Abstract: PO2029
Urinary Proteomics and Effects of Dapagliflozin Treatment in Persons with Type 2 Diabetes and Kidney Disease
Session Information
- Clinical Pharmacology, Pharmacokinetics, and Drug Toxicity in Kidney Diseases
November 04, 2021 | Location: On-Demand, Virtual Only
Abstract Time: 10:00 AM - 12:00 PM
Category: Pharmacology (PharmacoKinetics, -Dynamics, -Genomics)
- 1800 Pharmacology (PharmacoKinetics, -Dynamics, -Genomics)
Authors
- Ahluwalia, Tarunveer S., Steno Diabetes Center Copenhagen, Gentofte, Denmark
- Rönkkö, Teemu K. E., Steno Diabetes Center Copenhagen, Gentofte, Denmark
- Eickhoff, Mie K., Mosaiques Diagnostics Gmbh, Hanover, Germany
- Mischak, Harald, Mosaiques Diagnostics Gmbh, Hanover, Germany
- Rossing, Peter, Kobenhavns Universitet, Kobenhavn, Denmark
- Persson, Frederik, Steno Diabetes Center Copenhagen, Gentofte, Denmark
Background
About 40% of persons with type 1 (T1D) or type 2 diabetes (T2D) develop diabetic kidney disease (DKD) posing a major economic burden on health care systems.

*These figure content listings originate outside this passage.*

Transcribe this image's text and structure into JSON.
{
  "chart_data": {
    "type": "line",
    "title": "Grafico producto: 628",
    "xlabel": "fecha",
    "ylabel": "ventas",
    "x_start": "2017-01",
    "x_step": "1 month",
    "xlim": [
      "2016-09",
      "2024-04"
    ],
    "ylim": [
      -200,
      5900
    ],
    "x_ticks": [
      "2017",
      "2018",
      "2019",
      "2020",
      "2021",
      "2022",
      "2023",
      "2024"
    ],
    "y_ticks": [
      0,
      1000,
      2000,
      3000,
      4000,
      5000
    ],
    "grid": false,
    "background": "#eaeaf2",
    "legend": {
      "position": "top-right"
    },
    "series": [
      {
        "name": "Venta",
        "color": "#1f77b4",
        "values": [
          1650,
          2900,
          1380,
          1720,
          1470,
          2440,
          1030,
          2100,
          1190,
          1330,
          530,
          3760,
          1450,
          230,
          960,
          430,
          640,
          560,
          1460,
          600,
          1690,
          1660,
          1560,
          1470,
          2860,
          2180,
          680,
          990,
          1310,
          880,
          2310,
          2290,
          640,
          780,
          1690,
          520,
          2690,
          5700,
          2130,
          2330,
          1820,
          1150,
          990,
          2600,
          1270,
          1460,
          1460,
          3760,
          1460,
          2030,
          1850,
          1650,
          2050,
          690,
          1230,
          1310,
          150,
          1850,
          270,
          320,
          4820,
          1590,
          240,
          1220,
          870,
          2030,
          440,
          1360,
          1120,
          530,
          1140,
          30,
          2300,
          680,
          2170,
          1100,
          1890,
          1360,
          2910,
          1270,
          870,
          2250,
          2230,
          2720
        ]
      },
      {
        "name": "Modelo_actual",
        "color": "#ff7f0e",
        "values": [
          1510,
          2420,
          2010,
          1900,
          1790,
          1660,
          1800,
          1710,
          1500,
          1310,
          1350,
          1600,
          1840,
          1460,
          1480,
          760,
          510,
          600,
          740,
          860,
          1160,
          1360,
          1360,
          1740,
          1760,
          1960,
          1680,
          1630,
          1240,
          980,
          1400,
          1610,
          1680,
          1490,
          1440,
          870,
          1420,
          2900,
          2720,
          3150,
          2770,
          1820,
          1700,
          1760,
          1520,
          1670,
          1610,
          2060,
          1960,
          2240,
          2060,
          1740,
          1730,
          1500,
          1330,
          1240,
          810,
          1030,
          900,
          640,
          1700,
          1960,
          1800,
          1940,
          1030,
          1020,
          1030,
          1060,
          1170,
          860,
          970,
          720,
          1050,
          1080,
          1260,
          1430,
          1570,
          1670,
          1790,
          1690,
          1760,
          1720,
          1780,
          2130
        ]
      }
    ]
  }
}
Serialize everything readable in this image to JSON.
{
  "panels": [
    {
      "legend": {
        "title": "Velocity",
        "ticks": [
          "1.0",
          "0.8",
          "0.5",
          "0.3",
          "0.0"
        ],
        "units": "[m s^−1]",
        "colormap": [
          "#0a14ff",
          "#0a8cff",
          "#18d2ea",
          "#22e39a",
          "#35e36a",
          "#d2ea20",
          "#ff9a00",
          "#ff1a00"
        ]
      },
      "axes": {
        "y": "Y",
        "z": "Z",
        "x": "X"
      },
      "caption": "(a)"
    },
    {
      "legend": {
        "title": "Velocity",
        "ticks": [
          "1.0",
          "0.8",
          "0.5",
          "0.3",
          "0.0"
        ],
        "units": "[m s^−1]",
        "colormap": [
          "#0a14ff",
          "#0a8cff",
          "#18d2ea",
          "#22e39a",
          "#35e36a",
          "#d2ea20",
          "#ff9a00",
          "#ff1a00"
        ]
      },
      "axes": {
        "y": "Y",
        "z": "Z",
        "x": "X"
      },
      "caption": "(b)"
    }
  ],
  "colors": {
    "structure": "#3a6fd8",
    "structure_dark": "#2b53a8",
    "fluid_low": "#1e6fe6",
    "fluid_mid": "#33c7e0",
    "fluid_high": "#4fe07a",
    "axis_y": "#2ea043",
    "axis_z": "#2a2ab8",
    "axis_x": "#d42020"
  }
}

Sodium Glucose Co Transporter 2 inhibitors (SGLT2i) have emerged as a novel treatment option for T2D and DKD. Albeit the kidney-protective effects of SGTL2i are well documented, the mechanisms remain unclear. The current study aims to investigate SGTL2i function through urinary proteomics.
Methods
A double-blinded, randomized, placebo-controlled, crossover trial comprising 36 persons with T2D was treated with 10 mg of dapagliflozin for 12 weeks or matching portion of placebo on top of their standard diabetes treatment at the Steno Diabetes Center Copenhagen, Denmark. All participants had albuminuria (UACR ≥ 30 mg/g) and received RAAS medication. Clinical factors like BMI, blood pressure (BP), estimated glomerular filtration rate (eGFR), LDL and HDL cholesterol, were measured at baseline, and after trial. Changes in clinical factors were modelled using linear mixed effects model adjusting for relevant clinical covariates. Urinary proteomics data in pre and post treatment groups (n=32) were analyzed using paired Mann Whitney U test. Multiple testing correction was performed and p < 0.05 was considered significant. We further verified whether identified peptide levels differed significantly between T1D DKD vs. healthy controls (n=210) and performed pathway enrichment analysis with STRING database.
Results
Trial participants had a mean (SD) age of 63 (8) years, 88% males, diabetes duration 15.9 (4.7) years, BMI 33.7 (5.4) kg/m2, HbA1c 8.8 (1.2)%, median (IQR) UACR 154 (94–329), eGFR 85.5(19.1) ml/min/m2, respectively. 19 proteins significantly changed after treatment. Type I and III collagen α (I), (II), and (III) chains, α-2-HS-glycoprotein, and polymeric immunoglobulin receptor peptides increased while albumin, α–1–antitrypsin, and α–1B–glycoprotein peptides decreased multifold. This was reflected in the DKD–control cohort.
Conclusion
We identified differential urinary peptide patterns in response to SGLT2i (Dapagliflozin) treatment on individuals with T2D and DKD. Extracellular matrix organization, inflammation, coagulation, renal fibrosis, and wound healing pathways were enriched. We suggest the involvement of expected and novel proteins.